Lastly, we estimate that the cost per query for ChatGPT is significantly higher — 5 to 10 times higher — than Google’s due to its greater computational complexity. If Google were to rapidly implement AI, it could lead to increased costs, narrowed profit margins and potentially negative impact on the stock performance.
Financials and Valuation
Consensus estimates forecast that the strong growth seen in 2021, with sales rising by over 41%, will begin to slow down in 2022 and 2023, with projections of a +10% and +8% growth respectively. The primary reason for this deceleration is the challenging comparison to previous years and a deteriorating macroeconomic environment impacting advertising expenditure. Despite this, these projected growth rates are still strong and indicate that the company will continue to gain market share from traditional advertising channels such as television and radio.
Despite a projected decline in earnings per share for 2022, with a decrease of 16% compared to the previous year, it is forecasted that free cash flow will remain steady at around $67 billion. This strong cash flow makes it difficult to bet against the company’s success. For 2023, it is projected that both EPS and free cash flow will increase, with EPS growing by 10% and free cash flow increasing by 15.5% — a robust recovery year for earnings and free cash flow.
Although 2023 is projected to be a year of resurgence, GOOG’s current trading value is close to a 5-year low in terms of next-year consensus EPS at 17.5x. This low multiple indicates that investors are apprehensive about the potential impact of a deteriorating macro environment on advertising and believe that current estimates may be too optimistic.

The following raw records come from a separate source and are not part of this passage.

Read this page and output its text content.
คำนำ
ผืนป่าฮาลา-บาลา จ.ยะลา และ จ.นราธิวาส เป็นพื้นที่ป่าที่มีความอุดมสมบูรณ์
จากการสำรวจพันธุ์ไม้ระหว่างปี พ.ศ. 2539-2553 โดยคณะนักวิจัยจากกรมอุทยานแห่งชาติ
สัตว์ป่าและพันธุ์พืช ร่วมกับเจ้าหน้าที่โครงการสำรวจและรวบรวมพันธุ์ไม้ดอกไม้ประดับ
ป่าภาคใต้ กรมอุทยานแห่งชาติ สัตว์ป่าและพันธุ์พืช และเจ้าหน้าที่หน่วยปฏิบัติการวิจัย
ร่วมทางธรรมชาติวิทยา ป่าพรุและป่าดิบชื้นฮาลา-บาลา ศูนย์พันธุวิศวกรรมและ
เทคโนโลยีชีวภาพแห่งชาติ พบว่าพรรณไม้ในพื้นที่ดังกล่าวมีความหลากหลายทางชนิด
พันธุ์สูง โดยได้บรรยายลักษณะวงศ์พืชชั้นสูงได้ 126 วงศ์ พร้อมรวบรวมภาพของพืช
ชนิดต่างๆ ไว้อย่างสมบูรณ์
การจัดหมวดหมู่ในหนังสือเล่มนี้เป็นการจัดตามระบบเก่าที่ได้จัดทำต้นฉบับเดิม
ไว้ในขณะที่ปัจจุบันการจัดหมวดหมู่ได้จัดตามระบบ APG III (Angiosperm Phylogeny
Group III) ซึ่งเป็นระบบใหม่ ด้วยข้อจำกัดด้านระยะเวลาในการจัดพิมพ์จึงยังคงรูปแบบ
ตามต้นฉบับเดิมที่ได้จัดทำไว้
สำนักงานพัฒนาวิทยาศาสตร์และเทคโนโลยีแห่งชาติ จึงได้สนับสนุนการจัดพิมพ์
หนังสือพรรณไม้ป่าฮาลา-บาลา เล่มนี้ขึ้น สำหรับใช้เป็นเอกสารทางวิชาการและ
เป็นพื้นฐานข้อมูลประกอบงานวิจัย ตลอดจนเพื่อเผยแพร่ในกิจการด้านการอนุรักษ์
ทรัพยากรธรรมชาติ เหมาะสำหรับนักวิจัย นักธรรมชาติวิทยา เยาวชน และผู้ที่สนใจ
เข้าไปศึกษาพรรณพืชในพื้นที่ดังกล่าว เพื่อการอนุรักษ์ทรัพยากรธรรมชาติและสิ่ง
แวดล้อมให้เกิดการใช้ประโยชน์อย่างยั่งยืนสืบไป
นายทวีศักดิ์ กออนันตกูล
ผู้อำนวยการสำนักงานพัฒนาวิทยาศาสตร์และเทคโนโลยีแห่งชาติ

Given the uncertain macro environment, we prefer not to make predictions. However, we find the combination of a low multiple, negative investor sentiment, and the potential for the company to showcase its previously hidden AI capabilities to be an attractive combination tilting the odds in favor of owning Alphabet.
Conclusion
In our opinion, the rapid adoption of ChatGPT by Microsoft and OpenAI will require Alphabet to take action, even if it is reluctant to do so. If the company fails to respond, it runs the risk of losing its position as the leading AI company in the world and losing market share to Bing. The buzz surrounding ChatGPT may also make it more difficult for Alphabet to attract scarce AI talent.

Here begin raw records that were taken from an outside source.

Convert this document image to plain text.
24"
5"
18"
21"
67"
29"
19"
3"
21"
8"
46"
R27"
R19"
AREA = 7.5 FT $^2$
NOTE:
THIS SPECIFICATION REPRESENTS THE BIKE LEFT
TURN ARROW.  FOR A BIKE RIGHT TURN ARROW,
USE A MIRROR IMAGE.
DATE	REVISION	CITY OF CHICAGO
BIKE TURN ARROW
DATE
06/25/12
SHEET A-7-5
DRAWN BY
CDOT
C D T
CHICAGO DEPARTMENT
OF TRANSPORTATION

To effectively respond to OpenAI’s competitive threat, Alphabet must overcome several challenges, such as the Innovator’s Dilemma, the complexity of its technology stack and business operations, and regulatory scrutiny. However, we believe the company has the resources to develop a credible response and reassure investors.
Despite the cost of a response, we believe that increased competition will likely push Alphabet to innovate and reach new heights.
Disclosure: I/we have no stock, option or similar derivative position in any of the companies mentioned, but may initiate a beneficial Long position through a purchase of the stock, or the purchase of call options or similar derivatives in GOOG over the next 72 hours. I wrote this article myself, and it expresses my own opinions. I am not receiving compensation for it (other than from Seeking Alpha). I have no business relationship with any company whose stock is mentioned in this article.